Compact set representation. The score in binary is the place vector. This makes power-of-2 sums useful whenever a Petri net needs to communicate which subset of items was selected to an external consumer. One place, one integer, full recovery. The external system reads the bits to reconstruct the set without replaying any transitions.

When They Don’t Belong

The encoding fails when the net itself needs to read the result:

  • No transition depends on the accumulated score. The number sits in a place that nothing fires from.
  • No guard references the score. No conditional behavior changes based on the value.
  • The interpretation requires external logic. You need a separate decoder to extract meaning.

If the only consumer of a token count is outside the net, the encoding adds structural complexity (more transitions, more arcs) without adding behavioral capability. The net is no more powerful with the encoding than without it.

The General Principle

The poker experiment reveals a design heuristic for Petri net modeling:

Ask: does any transition use this information?

If the answer is yes — if a place’s token count enables, disables, or influences a transition — then encode it in the net. That’s what Petri nets are for.

If the answer is no — if the information is only consumed by external systems — then the net is the wrong place for the computation. Let the net generate the raw events. Let the external system do the interpretation. Don’t add 52 transitions and 104 arcs to encode something that a simple function could compute from the event stream.

This boundary applies beyond exponential weights. Any time you’re tempted to add net structure that doesn’t participate in the net’s behavior — logging places, summary counters, encoding tricks — ask whether the information is being modeled or merely stored.
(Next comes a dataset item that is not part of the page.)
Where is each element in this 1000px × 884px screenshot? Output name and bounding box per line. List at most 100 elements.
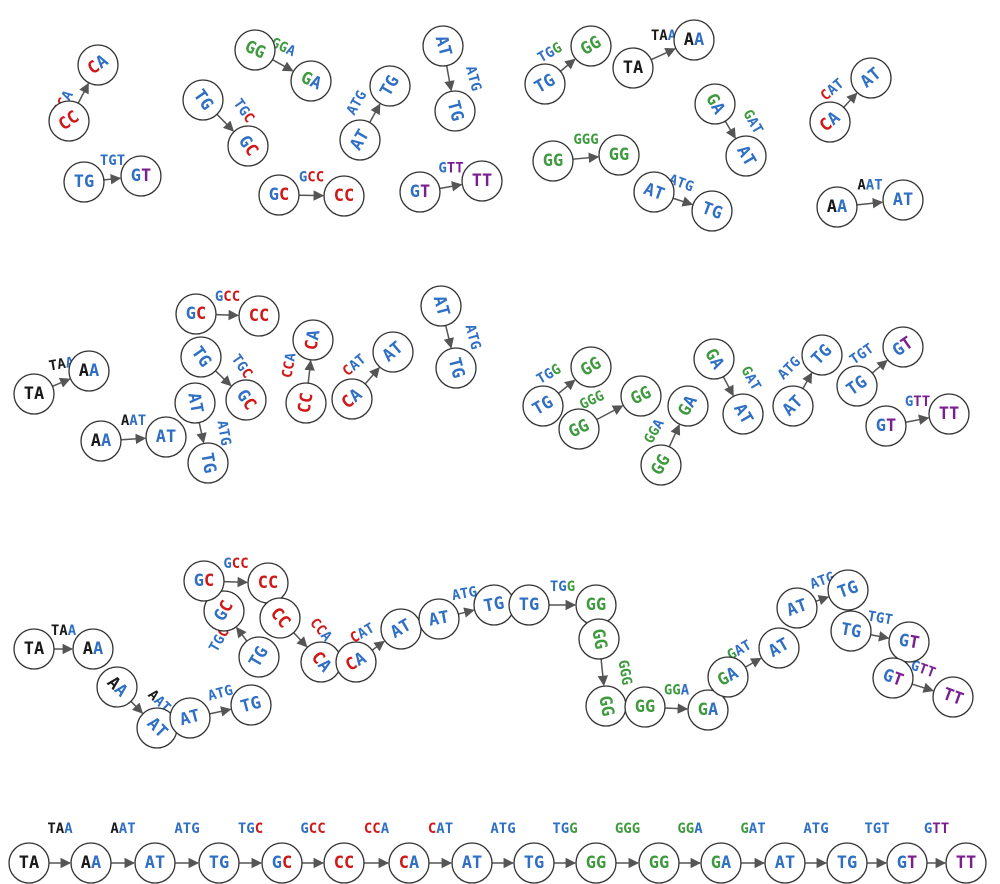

Models live in the net. Storage belongs outside.

The exponential encoding itself is genuinely useful. It maps sets to integers, preserves lexicographic ordering, and enables constant-time comparison. The mistake was embedding it in the net instead of applying it at the boundary where the net’s output meets the world.

There is, however, a way to derive poker hand rankings from net topology rather than bolting them on. The integer reduction technique from Chapter 13 builds a hand analysis net where drain transitions proportional to combinatorial frequency create differential outflow. At ODE equilibrium, rare hands accumulate more tokens and produce higher values — straight flush=32, four of a kind=16, down to high card=1. The ranking emerges from topology, and the drain transitions are the mechanism, not bookkeeping. See “Poker Hand Ranking: Integer Reduction” in Chapter 13 for the full treatment.